Onde Houver Ódio, que eu Leve o Amor

A chamada Oração de São Francisco, também chamada de Oração da Paz, é na verdade um texto surgido pela primeira vez em uma publicação francesa de 1912, e que atribuem essa relação com Francisco de Assis (1182-1226) não apenas pelos ideais ali esposados, mas pelo fato de em 1916 esta oração ter sido impressa em Roma com a foto de Francisco de Assis no verso. Independente da razão, o fato é que esse texto se consolidou como ligado a essa personalidade.

Um texto singelo, convidativo, que traz uma visão de oposição, mas de forma diferente, como um tipo de completude, de forma que diante de várias mazelas do mundo, pedimos a Deus que sejamos a solução, e que pelas nossas mãos se suplante esse mal, mas de uma forma leve, cândida como era o homem de Assis.

Permitam-me explicar um pouco melhor… Quando a oração fala de cada problema da natureza humana: o ódio, a ofensa, a discórdia, a dúvida, o erro, o desespero, a tristeza e as trevas, ela propõe que o mesmo homem seja o instrumento apaziguador, mas que faça isso de forma leve, serena, combatendo o mal com o bem, com as armas próprias dessa visão, convertendo-nos em instrumentos da divindade. O único pedido é que tenhamos essa potencialidade.

Deus age assim também de forma leve, não interventiva. Ao invés de agir de forma abrupta, se utiliza de nós, encarnados, que nos dispomos a isso, para que sejamos o caminho para a construção desse mundo novo, substituindo o ódio pelo amor, em uma visão bem consoante com o nosso livre arbítrio trazido na forma de O Livro dos Espíritos, em uma visão evolutiva, que nos mostra uma estrada que seguimos sem tutela, mas amparados pela providência divina.

O mundo é ruim?
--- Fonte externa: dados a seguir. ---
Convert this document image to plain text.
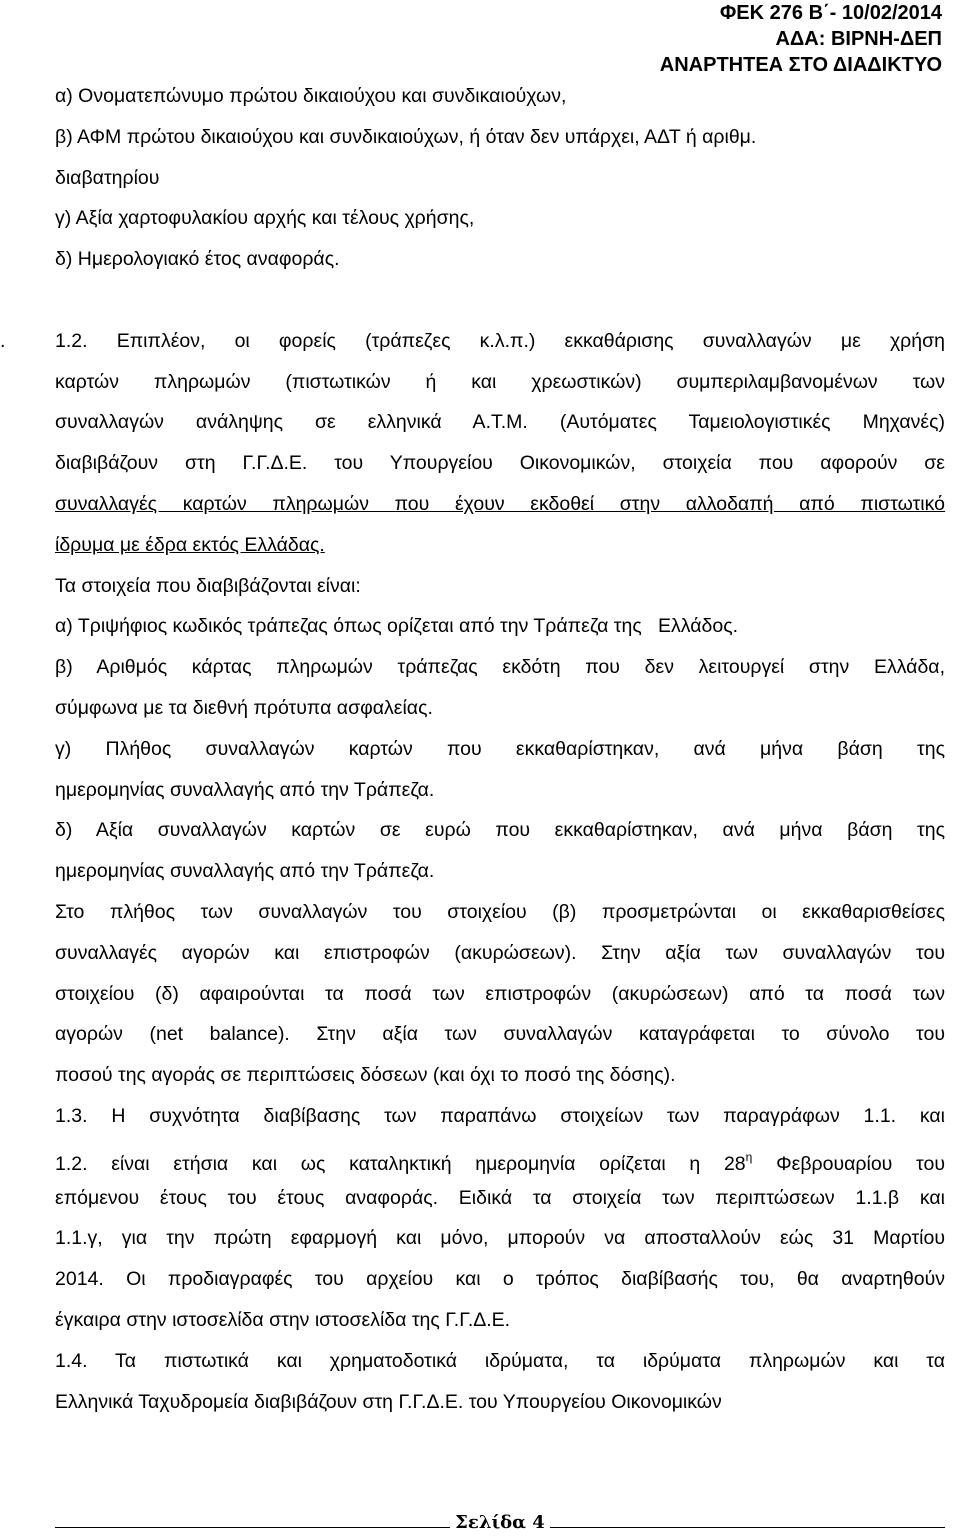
ΦΕΚ 276 Β΄- 10/02/2014
ΑΔΑ: ΒΙΡΝΗ-ΔΕΠ
ΑΝΑΡΤΗΤΕΑ ΣΤΟ ΔΙΑΔΙΚΤΥΟ
α) Ονοματεπώνυμο πρώτου δικαιούχου και συνδικαιούχων,
β) ΑΦΜ πρώτου δικαιούχου και συνδικαιούχων, ή όταν δεν υπάρχει, ΑΔΤ ή αριθμ.
διαβατηρίου
γ) Αξία χαρτοφυλακίου αρχής και τέλους χρήσης,
δ) Ημερολογιακό έτος αναφοράς.
.	1.2. Επιπλέον, οι φορείς (τράπεζες κ.λ.π.) εκκαθάρισης συναλλαγών με χρήση
καρτών πληρωμών (πιστωτικών ή και χρεωστικών) συμπεριλαμβανομένων των
συναλλαγών ανάληψης σε ελληνικά Α.Τ.Μ. (Αυτόματες Ταμειολογιστικές Μηχανές)
διαβιβάζουν στη Γ.Γ.Δ.Ε. του Υπουργείου Οικονομικών, στοιχεία που αφορούν σε
συναλλαγές καρτών πληρωμών που έχουν εκδοθεί στην αλλοδαπή από πιστωτικό
ίδρυμα με έδρα εκτός Ελλάδας.
Τα στοιχεία που διαβιβάζονται είναι:
α) Τριψήφιος κωδικός τράπεζας όπως ορίζεται από την Τράπεζα της   Ελλάδος.
β) Αριθμός κάρτας πληρωμών τράπεζας εκδότη που δεν λειτουργεί στην Ελλάδα,
σύμφωνα με τα διεθνή πρότυπα ασφαλείας.
γ) Πλήθος συναλλαγών καρτών που εκκαθαρίστηκαν, ανά μήνα βάση της
ημερομηνίας συναλλαγής από την Τράπεζα.
δ) Αξία συναλλαγών καρτών σε ευρώ που εκκαθαρίστηκαν, ανά μήνα βάση της
ημερομηνίας συναλλαγής από την Τράπεζα.
Στο πλήθος των συναλλαγών του στοιχείου (β) προσμετρώνται οι εκκαθαρισθείσες
συναλλαγές αγορών και επιστροφών (ακυρώσεων). Στην αξία των συναλλαγών του
στοιχείου (δ) αφαιρούνται τα ποσά των επιστροφών (ακυρώσεων) από τα ποσά των
αγορών (net balance). Στην αξία των συναλλαγών καταγράφεται το σύνολο του
ποσού της αγοράς σε περιπτώσεις δόσεων (και όχι το ποσό της δόσης).
1.3. Η συχνότητα διαβίβασης των παραπάνω στοιχείων των παραγράφων 1.1. και
1.2. είναι ετήσια και ως καταληκτική ημερομηνία ορίζεται η $28^\eta$ Φεβρουαρίου του
επόμενου έτους του έτους αναφοράς. Ειδικά τα στοιχεία των περιπτώσεων 1.1.β και
1.1.γ, για την πρώτη εφαρμογή και μόνο, μπορούν να αποσταλλούν εώς 31 Μαρτίου
2014. Οι προδιαγραφές του αρχείου και ο τρόπος διαβίβασής του, θα αναρτηθούν
έγκαιρα στην ιστοσελίδα στην ιστοσελίδα της Γ.Γ.Δ.Ε.
1.4. Τα πιστωτικά και χρηματοδοτικά ιδρύματα, τα ιδρύματα πληρωμών και τα
Ελληνικά Ταχυδρομεία διαβιβάζουν στη Γ.Γ.Δ.Ε. του Υπουργείου Οικονομικών
Σελίδα 4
Decepcionante? Acreditamos que estaríamos em melhor situação agora? Temos elementos para superar isso em nós mesmos: basta estarmos disponíveis para nos sintonizarmos com a divindade, e sair para semear coisas boas que suplantem essas coisas ruins. Não é um discurso vazio de autoajuda. É entender que o futuro é construído por nós, e que não basta ser bom, nos cabe fazer o bem, como lembra Kardec. Somos todos interdependentes, seres da criação, como relembra a vida de Francisco de Assis.

Jesus também nos lembrou dessas verdades, quando nos citou como Sal da Terra, e Luz do Mundo, cabendo a reflexão que toda essa decepção atual com a humanidade encarnada, capaz de coisas deploráveis, é permeada também de atos maravilhosos gerados pelas mesmas mãos humanas. O mundo já foi pior, e mesmo na noite mais escura, se levantou o sol de Assis para nos iluminar.

Francesco, o bardo de Assis, o Irmão Sol, que nos inspira, um homem que mudou de forma leve a religião predominante em seu tempo, e que hoje pela primeira vez é o título do representante máximo dessa denominação religiosa, foi um contraponto de uma Idade Média de guerras religiosas, ignorância, perseguições e deturpação da mensagem do Cristo. Hoje é lembrado, de forma minimalista, como protetor dos animais.

Seu abandono daquelas roupas velhas – e digo aqui, roupas no sentido espiritual –, não se deu de forma violenta, mas sim pelo exemplo, pelo trabalho e assim ele lançou a semente do resgate dos ideais do cristianismo, do humanismo, distante de um ideário de pompa e de metais preciosos, como exercício da religiosidade.

Outros assim o fizeram. Podemos citar Gandhi (1869-1948), que em um mundo mais próximo da realidade na qual vivemos hoje, soube fazer da mudança política necessária diante do jugo colonizador, algo permeado pela ideia de não violência (A-Himsa), exemplificando que é possível mudar, sem deturpar seus ideais, sem se tornar aquilo que você mais abomina.

Em mais um dia quatro de outubro, no qual se comemora o dia de Francisco de Assis, a sua mensagem – não como apenas o protetor dos animais, mas sim como o gigante que enfrentou a ordem estabelecida com a paz de suas palavras – se faz mais uma vez necessária. Um mundo em ebulição, em mudanças, em conflitos, de extremos e de violência manifesta. Ao que nos convida o Sol de Assis?

Nos convida a um agir de forma leve, buscando levar amor onde houver ódio, e sobre as trevas, fazer a luz. Mas sem com isso deixar de ser amor, de ser luz. Esse é o desafio Franciscano, de nesses tempos difíceis, se fazer ativo na luta do bem, mas não empunhando armas, não combatendo, palavras que por si só contrariam a lógica do Cristo. Mas sim amparando, consolando, orientando e exemplificando. Seguindo as pegadas do Cristo em um mundo de chips e DNAs, mas também de homens e mulheres, com suas lutas interiores, que remontam às mais distantes eras.